Subventions et des contributions :
Subvention ou bourse octroyée s'appliquant à plus d'un exercice financier. (2017-2018 à 2022-2023)
Big data are changing the way people and businesses make decisions. However, before investing time and other resources to analyze the vast amounts of available data, it is critical to ask questions such as "Do we have the right data for the task at hand?", "Do we need to clean the data before they are suitable for analysis?", or "Is there structure in the data that can help us do effective and efficient analytics?". These pertinent questions can be answered through data profiling: the activity of collecting metadata, i.e., data about data. Given a dataset, say, in the form of a spreadsheet, useful metadata may include quantitative information such as the number of rows, the number of distinct values and the identities of frequently occurring values, and structural information such as correlations or dependencies among columns.

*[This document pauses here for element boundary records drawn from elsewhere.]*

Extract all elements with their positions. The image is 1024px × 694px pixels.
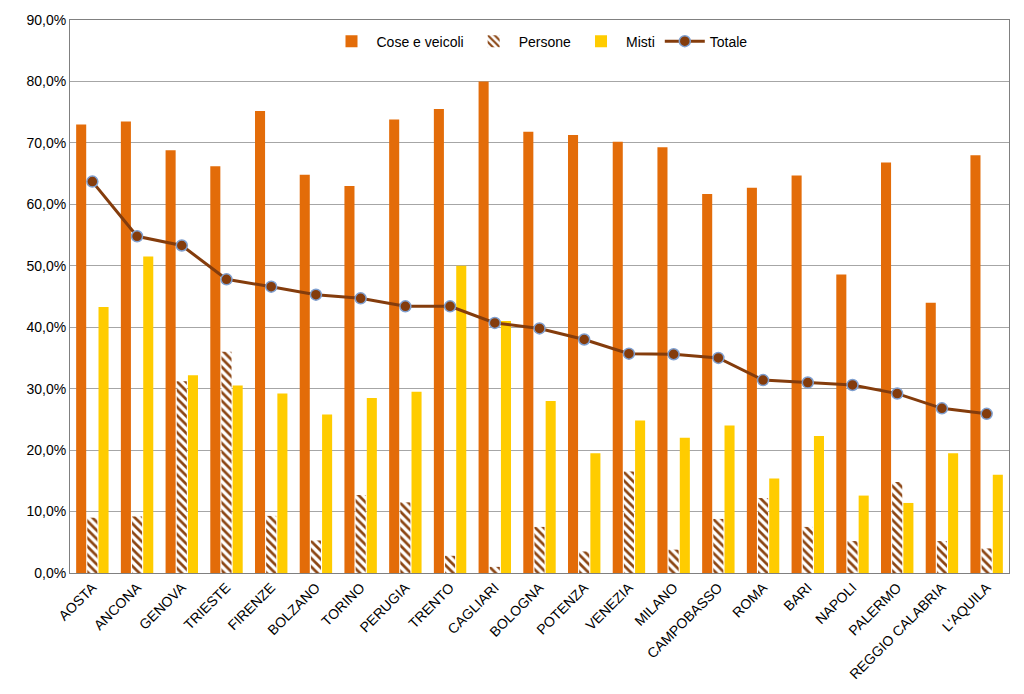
svg-text:FIRENZE: FIRENZE (225, 580, 279, 634)
svg-text:PERUGIA: PERUGIA (357, 579, 413, 635)
svg-text:TORINO: TORINO (318, 579, 368, 629)
svg-text:ROMA: ROMA (729, 579, 770, 620)
svg-text:60,0%: 60,0% (26, 196, 66, 212)
svg-text:Persone: Persone (519, 34, 571, 50)
svg-text:BARI: BARI (780, 580, 814, 614)
svg-text:70,0%: 70,0% (26, 135, 66, 151)
svg-text:Misti: Misti (626, 34, 655, 50)
svg-text:BOLOGNA: BOLOGNA (486, 579, 547, 640)
svg-text:0,0%: 0,0% (34, 565, 66, 581)
svg-text:CAGLIARI: CAGLIARI (444, 580, 502, 638)
svg-text:30,0%: 30,0% (26, 381, 66, 397)
svg-text:50,0%: 50,0% (26, 258, 66, 274)
svg-text:10,0%: 10,0% (26, 503, 66, 519)
svg-text:VENEZIA: VENEZIA (582, 579, 636, 633)
svg-text:REGGIO CALABRIA: REGGIO CALABRIA (846, 579, 949, 682)
svg-text:BOLZANO: BOLZANO (264, 579, 323, 638)
svg-text:20,0%: 20,0% (26, 442, 66, 458)
svg-text:CAMPOBASSO: CAMPOBASSO (644, 579, 726, 661)
svg-text:80,0%: 80,0% (26, 73, 66, 89)
svg-text:L'AQUILA: L'AQUILA (939, 579, 994, 634)
svg-text:TRIESTE: TRIESTE (180, 580, 233, 633)
svg-text:PALERMO: PALERMO (845, 579, 904, 638)
svg-text:TRENTO: TRENTO (405, 579, 457, 631)
svg-text:ANCONA: ANCONA (90, 579, 144, 633)
svg-text:NAPOLI: NAPOLI (812, 580, 860, 628)
svg-text:Totale: Totale (710, 34, 748, 50)
svg-text:MILANO: MILANO (631, 579, 680, 628)
svg-text:Cose e veicoli: Cose e veicoli (377, 34, 464, 50)
svg-text:POTENZA: POTENZA (533, 579, 592, 638)
svg-text:90,0%: 90,0% (26, 12, 66, 28)
svg-text:AOSTA: AOSTA (55, 579, 100, 624)
svg-text:40,0%: 40,0% (26, 319, 66, 335)
svg-text:GENOVA: GENOVA (136, 579, 189, 632)
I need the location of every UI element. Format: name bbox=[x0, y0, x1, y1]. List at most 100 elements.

One could profile a small dataset just by looking at it, but automated techniques are clearly needed for big data: while the amount of data keeps growing, human cognitive processing capacity is fixed. The proposed research program will develop new methods, algorithms and software tools for data profiling, focusing on the technical challenges arising from the three “V”s of big data: Volume (the growing amount of data generated by social media, the internet-of-things, etc.), Velocity (the high speed with which data are generated, e.g., sensor readings or twitter messages) and Variety (business data, numeric data, graph data such as friend/follower relationships in social media, etc.). This research will play a major role in Dr. Golab’s long-term research agenda to help individuals and businesses get more value out of big data.
Data profiling tools are urgently needed to make data analytics more accessible to the increasing number of experts and non-experts interested in incorporating big data into their decision-making processes. Such tools will help Canadian governments, utilities, automotive companies, healthcare companies and banks to use big data more effectively and efficiently. The anticipated deliverables will also be of interest Canada’s world-renowned database companies such as IBM Toronto and SAP Waterloo: a key to improving the performance of data analytics is to exploit structural relationships in the data. Furthermore, the proposed research will be led by graduate students who will acquire sought-after skills in data science and big data engineering, which will help them to take leadership roles in Canada’s increasingly data-driven economy.